Examples (examples/)
6 anonymized worked examples showing autoresearch in action: tree expansion session, cross-reference audit, DNA-to-genealogy mapping, name resolution, colonial deep dive.
Philosophy
Structured autonomous research with mechanical verification, not AI guessing.
Genealogy is different from most AI tasks. There is no compiler. Sources disagree with each other. Confidence is probabilistic, not binary. A name that appears as "Sakkarias" in one record and "Zacharias" in another might both be correct.

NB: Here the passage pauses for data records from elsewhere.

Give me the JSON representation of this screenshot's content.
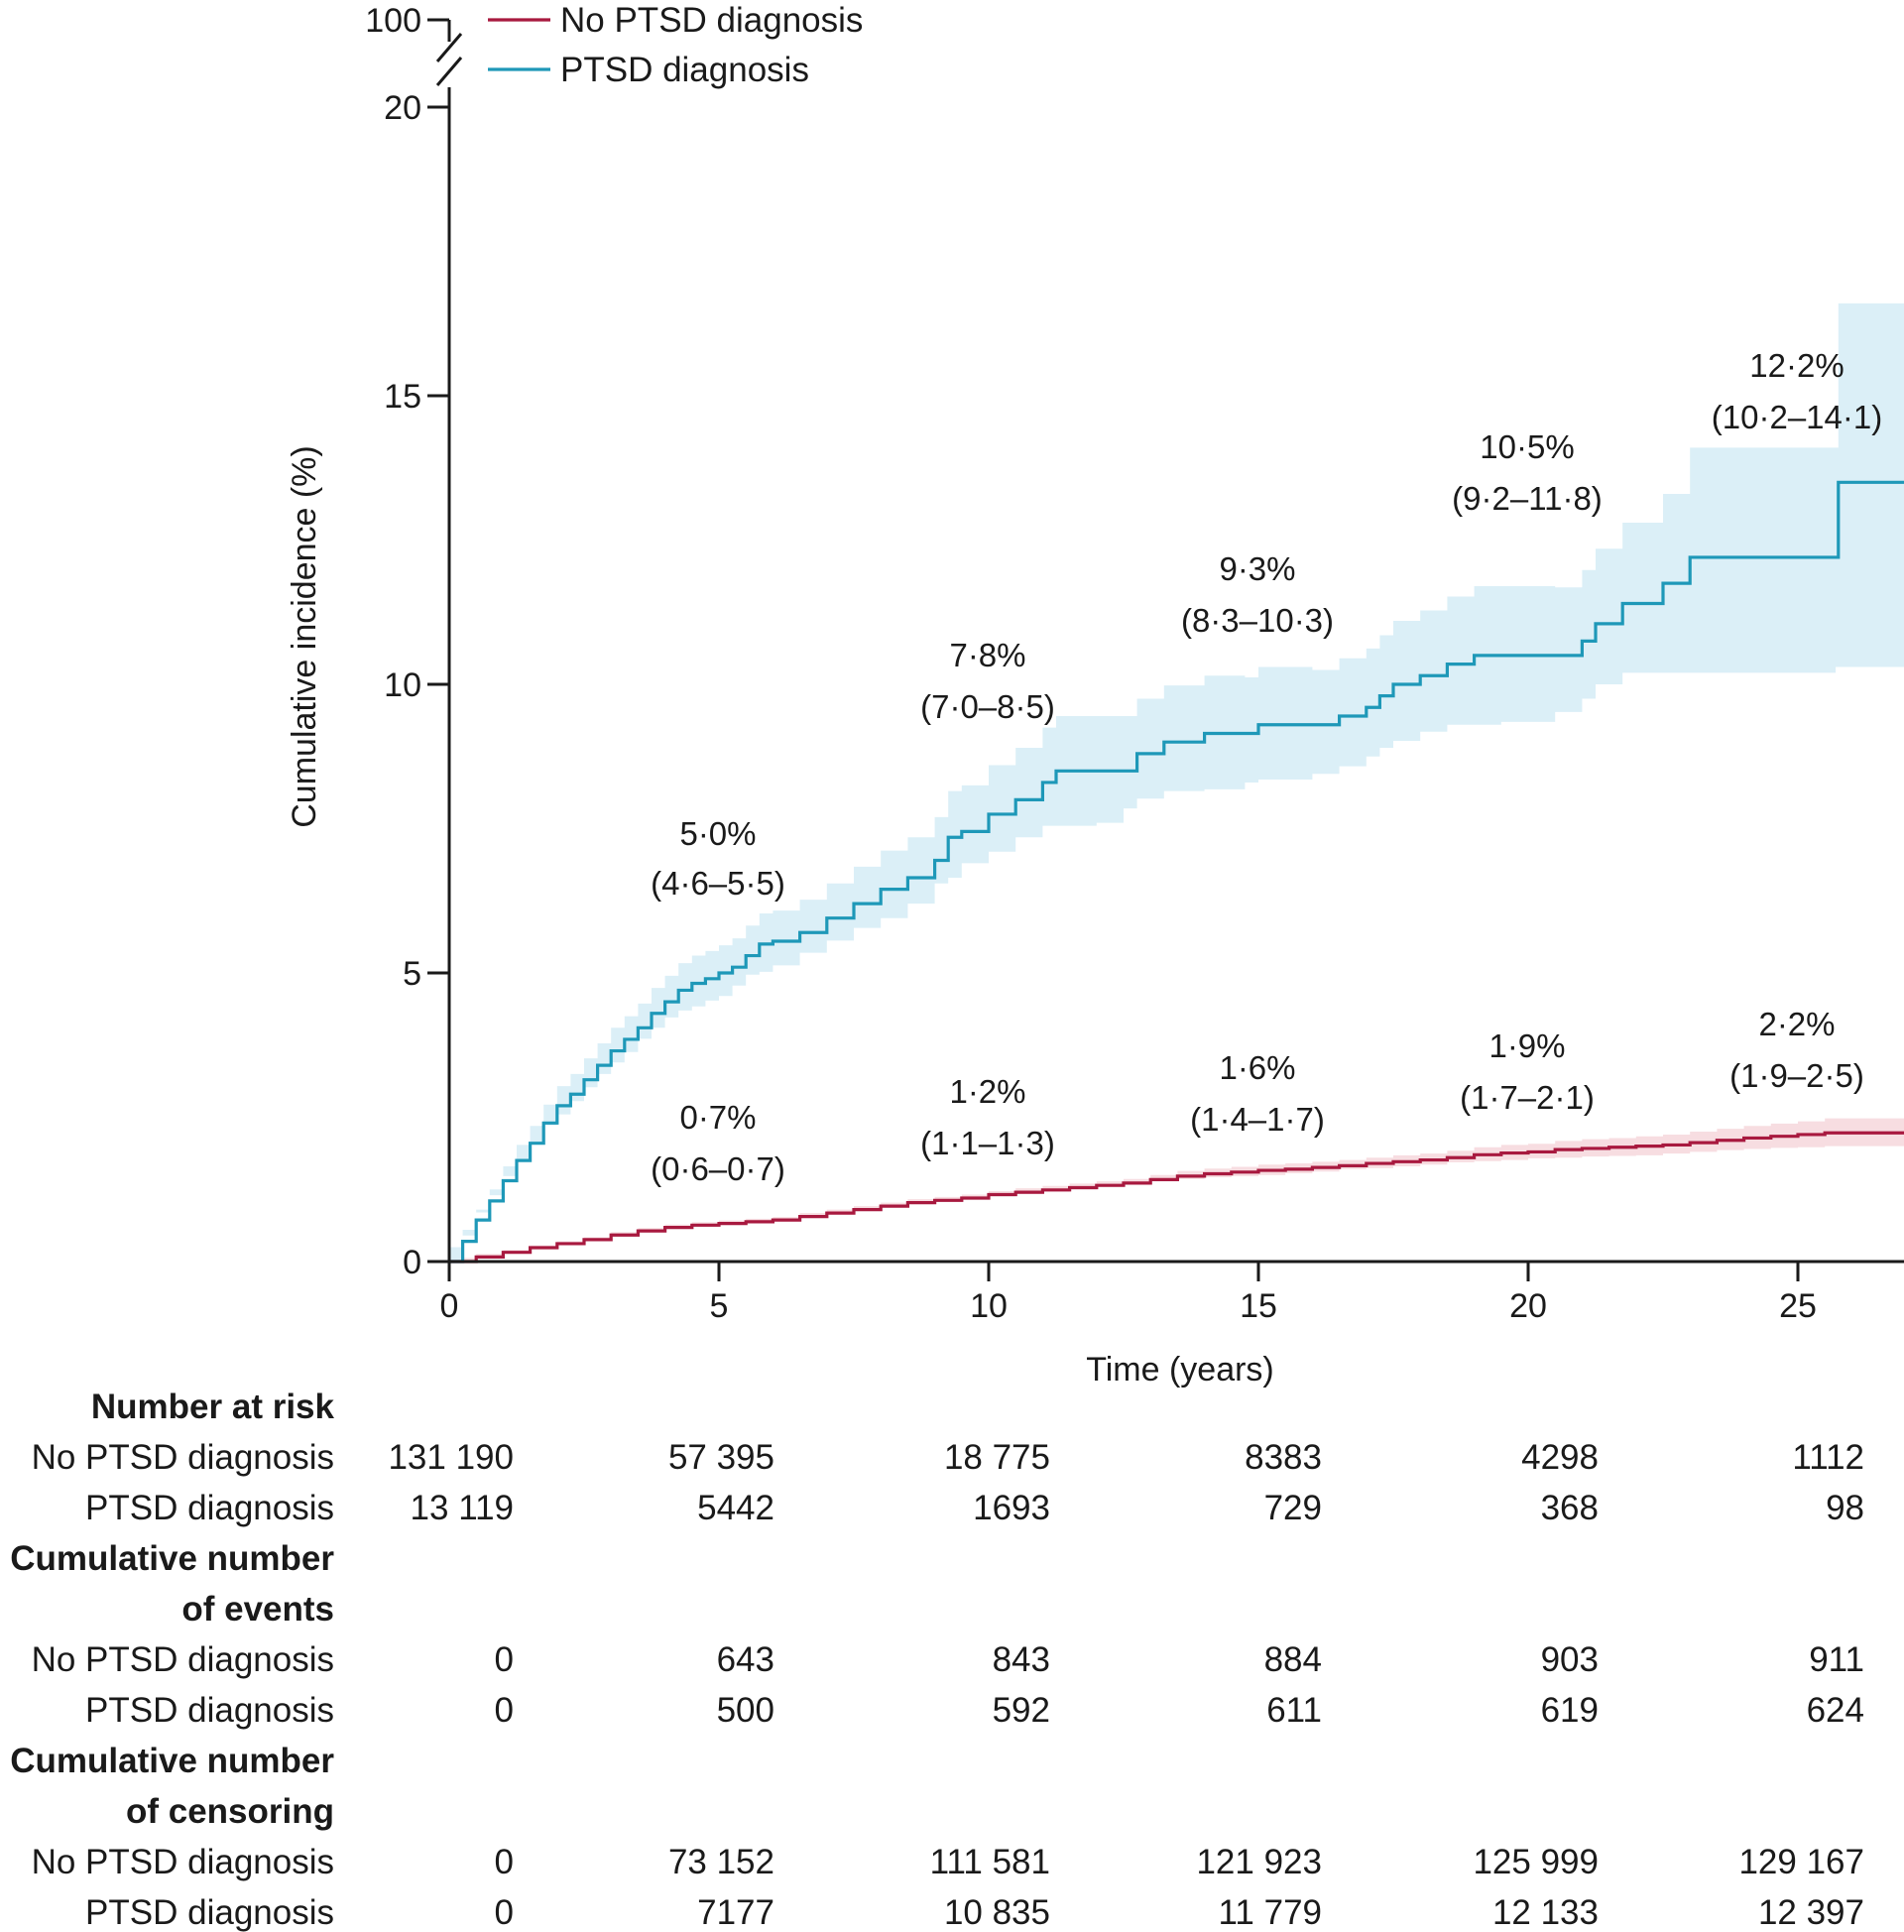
{
  "chart_data": {
    "type": "line",
    "title": "",
    "xlabel": "Time (years)",
    "ylabel": "Cumulative incidence (%)",
    "xlim": [
      0,
      27.1
    ],
    "ylim": [
      0,
      20
    ],
    "x_ticks": [
      "0",
      "5",
      "10",
      "15",
      "20",
      "25"
    ],
    "y_ticks": [
      "0",
      "5",
      "10",
      "15",
      "20"
    ],
    "y_break_label": "100",
    "grid": false,
    "legend_position": "top-left",
    "series": [
      {
        "name": "No PTSD diagnosis",
        "color": "#a8193f",
        "band_color": "#f7dde1",
        "steps": [
          [
            0,
            0
          ],
          [
            0.5,
            0.08
          ],
          [
            1,
            0.16
          ],
          [
            1.5,
            0.24
          ],
          [
            2,
            0.31
          ],
          [
            2.5,
            0.38
          ],
          [
            3,
            0.46
          ],
          [
            3.5,
            0.53
          ],
          [
            4,
            0.59
          ],
          [
            4.5,
            0.63
          ],
          [
            5,
            0.66
          ],
          [
            5.5,
            0.69
          ],
          [
            6,
            0.72
          ],
          [
            6.5,
            0.78
          ],
          [
            7,
            0.84
          ],
          [
            7.5,
            0.9
          ],
          [
            8,
            0.96
          ],
          [
            8.5,
            1.02
          ],
          [
            9,
            1.06
          ],
          [
            9.5,
            1.1
          ],
          [
            10,
            1.16
          ],
          [
            10.5,
            1.2
          ],
          [
            11,
            1.24
          ],
          [
            11.5,
            1.28
          ],
          [
            12,
            1.32
          ],
          [
            12.5,
            1.36
          ],
          [
            13,
            1.42
          ],
          [
            13.5,
            1.48
          ],
          [
            14,
            1.52
          ],
          [
            14.5,
            1.55
          ],
          [
            15,
            1.58
          ],
          [
            15.5,
            1.6
          ],
          [
            16,
            1.63
          ],
          [
            16.5,
            1.66
          ],
          [
            17,
            1.7
          ],
          [
            17.5,
            1.73
          ],
          [
            18,
            1.76
          ],
          [
            18.5,
            1.8
          ],
          [
            19,
            1.85
          ],
          [
            19.5,
            1.88
          ],
          [
            20,
            1.9
          ],
          [
            20.5,
            1.94
          ],
          [
            21,
            1.96
          ],
          [
            21.5,
            1.98
          ],
          [
            22,
            2.0
          ],
          [
            22.5,
            2.02
          ],
          [
            23,
            2.06
          ],
          [
            23.5,
            2.1
          ],
          [
            24,
            2.14
          ],
          [
            24.5,
            2.17
          ],
          [
            25,
            2.2
          ],
          [
            25.5,
            2.23
          ],
          [
            27.1,
            2.28
          ]
        ],
        "band_lower": [
          0,
          0.06,
          0.13,
          0.2,
          0.27,
          0.34,
          0.41,
          0.48,
          0.54,
          0.58,
          0.61,
          0.64,
          0.67,
          0.72,
          0.78,
          0.84,
          0.9,
          0.96,
          1.0,
          1.04,
          1.1,
          1.13,
          1.17,
          1.21,
          1.25,
          1.29,
          1.34,
          1.39,
          1.43,
          1.46,
          1.48,
          1.5,
          1.53,
          1.56,
          1.6,
          1.62,
          1.65,
          1.68,
          1.72,
          1.74,
          1.76,
          1.79,
          1.8,
          1.82,
          1.83,
          1.84,
          1.87,
          1.9,
          1.93,
          1.95,
          1.97,
          1.98,
          2.0
        ],
        "band_upper": [
          0,
          0.1,
          0.19,
          0.28,
          0.35,
          0.42,
          0.51,
          0.58,
          0.64,
          0.68,
          0.71,
          0.74,
          0.77,
          0.84,
          0.9,
          0.96,
          1.02,
          1.08,
          1.12,
          1.16,
          1.22,
          1.27,
          1.31,
          1.35,
          1.39,
          1.43,
          1.5,
          1.57,
          1.61,
          1.64,
          1.68,
          1.7,
          1.73,
          1.76,
          1.8,
          1.84,
          1.87,
          1.92,
          1.98,
          2.02,
          2.04,
          2.09,
          2.12,
          2.14,
          2.17,
          2.2,
          2.25,
          2.3,
          2.35,
          2.39,
          2.43,
          2.48,
          2.6
        ]
      },
      {
        "name": "PTSD diagnosis",
        "color": "#1e98b8",
        "band_color": "#dbeff7",
        "steps": [
          [
            0,
            0
          ],
          [
            0.25,
            0.35
          ],
          [
            0.5,
            0.72
          ],
          [
            0.75,
            1.05
          ],
          [
            1,
            1.4
          ],
          [
            1.25,
            1.75
          ],
          [
            1.5,
            2.05
          ],
          [
            1.75,
            2.4
          ],
          [
            2,
            2.7
          ],
          [
            2.25,
            2.9
          ],
          [
            2.5,
            3.15
          ],
          [
            2.75,
            3.4
          ],
          [
            3,
            3.65
          ],
          [
            3.25,
            3.85
          ],
          [
            3.5,
            4.05
          ],
          [
            3.75,
            4.3
          ],
          [
            4,
            4.5
          ],
          [
            4.25,
            4.7
          ],
          [
            4.5,
            4.82
          ],
          [
            4.75,
            4.9
          ],
          [
            5,
            5.0
          ],
          [
            5.25,
            5.1
          ],
          [
            5.5,
            5.3
          ],
          [
            5.75,
            5.5
          ],
          [
            6,
            5.55
          ],
          [
            6.5,
            5.7
          ],
          [
            7,
            5.95
          ],
          [
            7.5,
            6.2
          ],
          [
            8,
            6.45
          ],
          [
            8.5,
            6.65
          ],
          [
            9,
            6.95
          ],
          [
            9.25,
            7.35
          ],
          [
            9.5,
            7.45
          ],
          [
            10,
            7.75
          ],
          [
            10.5,
            8.0
          ],
          [
            11,
            8.3
          ],
          [
            11.25,
            8.5
          ],
          [
            12,
            8.5
          ],
          [
            12.5,
            8.5
          ],
          [
            12.75,
            8.8
          ],
          [
            13.25,
            9.0
          ],
          [
            14,
            9.15
          ],
          [
            14.75,
            9.15
          ],
          [
            15,
            9.3
          ],
          [
            16,
            9.3
          ],
          [
            16.5,
            9.45
          ],
          [
            17,
            9.6
          ],
          [
            17.25,
            9.8
          ],
          [
            17.5,
            10.0
          ],
          [
            18,
            10.15
          ],
          [
            18.5,
            10.35
          ],
          [
            19,
            10.5
          ],
          [
            19.5,
            10.5
          ],
          [
            20.5,
            10.5
          ],
          [
            21,
            10.75
          ],
          [
            21.25,
            11.05
          ],
          [
            21.75,
            11.4
          ],
          [
            22.5,
            11.75
          ],
          [
            23,
            12.2
          ],
          [
            24,
            12.2
          ],
          [
            25.7,
            12.2
          ],
          [
            25.75,
            13.5
          ],
          [
            27.1,
            13.5
          ]
        ],
        "band_lower": [
          0,
          0.25,
          0.55,
          0.85,
          1.15,
          1.48,
          1.75,
          2.08,
          2.36,
          2.55,
          2.78,
          3.02,
          3.25,
          3.45,
          3.63,
          3.86,
          4.05,
          4.23,
          4.35,
          4.42,
          4.52,
          4.6,
          4.78,
          4.97,
          5.02,
          5.13,
          5.35,
          5.56,
          5.78,
          5.95,
          6.2,
          6.55,
          6.65,
          6.9,
          7.1,
          7.35,
          7.55,
          7.55,
          7.6,
          7.85,
          8.02,
          8.15,
          8.18,
          8.3,
          8.35,
          8.45,
          8.58,
          8.75,
          8.9,
          9.02,
          9.18,
          9.3,
          9.3,
          9.35,
          9.52,
          9.75,
          10.0,
          10.2,
          10.2,
          10.2,
          10.2,
          10.3,
          10.3
        ],
        "band_upper": [
          0,
          0.45,
          0.9,
          1.25,
          1.65,
          2.02,
          2.35,
          2.72,
          3.04,
          3.25,
          3.52,
          3.78,
          4.05,
          4.25,
          4.47,
          4.74,
          4.95,
          5.17,
          5.3,
          5.38,
          5.48,
          5.6,
          5.82,
          6.03,
          6.08,
          6.27,
          6.55,
          6.84,
          7.12,
          7.35,
          7.7,
          8.15,
          8.25,
          8.6,
          8.9,
          9.25,
          9.45,
          9.45,
          9.45,
          9.75,
          9.98,
          10.15,
          10.12,
          10.3,
          10.25,
          10.45,
          10.62,
          10.85,
          11.1,
          11.28,
          11.52,
          11.7,
          11.7,
          11.68,
          11.98,
          12.35,
          12.8,
          13.3,
          14.1,
          14.1,
          14.1,
          16.6,
          16.6
        ]
      }
    ],
    "annotations": [
      {
        "series": "No PTSD diagnosis",
        "x": 5,
        "line1": "0·7%",
        "line2": "(0·6–0·7)"
      },
      {
        "series": "No PTSD diagnosis",
        "x": 10,
        "line1": "1·2%",
        "line2": "(1·1–1·3)"
      },
      {
        "series": "No PTSD diagnosis",
        "x": 15,
        "line1": "1·6%",
        "line2": "(1·4–1·7)"
      },
      {
        "series": "No PTSD diagnosis",
        "x": 20,
        "line1": "1·9%",
        "line2": "(1·7–2·1)"
      },
      {
        "series": "No PTSD diagnosis",
        "x": 25,
        "line1": "2·2%",
        "line2": "(1·9–2·5)"
      },
      {
        "series": "PTSD diagnosis",
        "x": 5,
        "line1": "5·0%",
        "line2": "(4·6–5·5)"
      },
      {
        "series": "PTSD diagnosis",
        "x": 10,
        "line1": "7·8%",
        "line2": "(7·0–8·5)"
      },
      {
        "series": "PTSD diagnosis",
        "x": 15,
        "line1": "9·3%",
        "line2": "(8·3–10·3)"
      },
      {
        "series": "PTSD diagnosis",
        "x": 20,
        "line1": "10·5%",
        "line2": "(9·2–11·8)"
      },
      {
        "series": "PTSD diagnosis",
        "x": 25,
        "line1": "12·2%",
        "line2": "(10·2–14·1)"
      }
    ],
    "table": {
      "sections": [
        {
          "header": [
            "Number at risk"
          ],
          "rows": [
            {
              "label": "No PTSD diagnosis",
              "values": [
                "131 190",
                "57 395",
                "18 775",
                "8383",
                "4298",
                "1112"
              ]
            },
            {
              "label": "PTSD diagnosis",
              "values": [
                "13 119",
                "5442",
                "1693",
                "729",
                "368",
                "98"
              ]
            }
          ]
        },
        {
          "header": [
            "Cumulative number",
            "of events"
          ],
          "rows": [
            {
              "label": "No PTSD diagnosis",
              "values": [
                "0",
                "643",
                "843",
                "884",
                "903",
                "911"
              ]
            },
            {
              "label": "PTSD diagnosis",
              "values": [
                "0",
                "500",
                "592",
                "611",
                "619",
                "624"
              ]
            }
          ]
        },
        {
          "header": [
            "Cumulative number",
            "of censoring"
          ],
          "rows": [
            {
              "label": "No PTSD diagnosis",
              "values": [
                "0",
                "73 152",
                "111 581",
                "121 923",
                "125 999",
                "129 167"
              ]
            },
            {
              "label": "PTSD diagnosis",
              "values": [
                "0",
                "7177",
                "10 835",
                "11 779",
                "12 133",
                "12 397"
              ]
            }
          ]
        }
      ]
    }
  }
}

A date listed as 1820 in one source and 1925 in another is almost certainly wrong somewhere.
The autoresearch approach adapts to this by:
- Defining measurable metrics (count of sourced claims, count of resolved questions, count of remaining discrepancies)
- Requiring verification after every iteration (cross-reference audit, not just accumulation)
- Logging negative results (what you searched for and did not find is as important as what you found)
- Maintaining confidence tiers (Strong Signal / Moderate Signal / Speculative) rather than treating all claims as equal
This is inspired by Andrej Karpathy's autoresearch concept: autonomous goal-directed loops where the AI modifies, verifies, keeps or discards, and repeats. Applied to genealogy, the "compiler" is replaced by cross-referencing independent sources.
License
MIT. See LICENSE.
Contributing
Contributions welcome. If you have prompts, workflows, or archive guides that worked for your research, open a PR. Please ensure all examples use placeholder names (no real family data).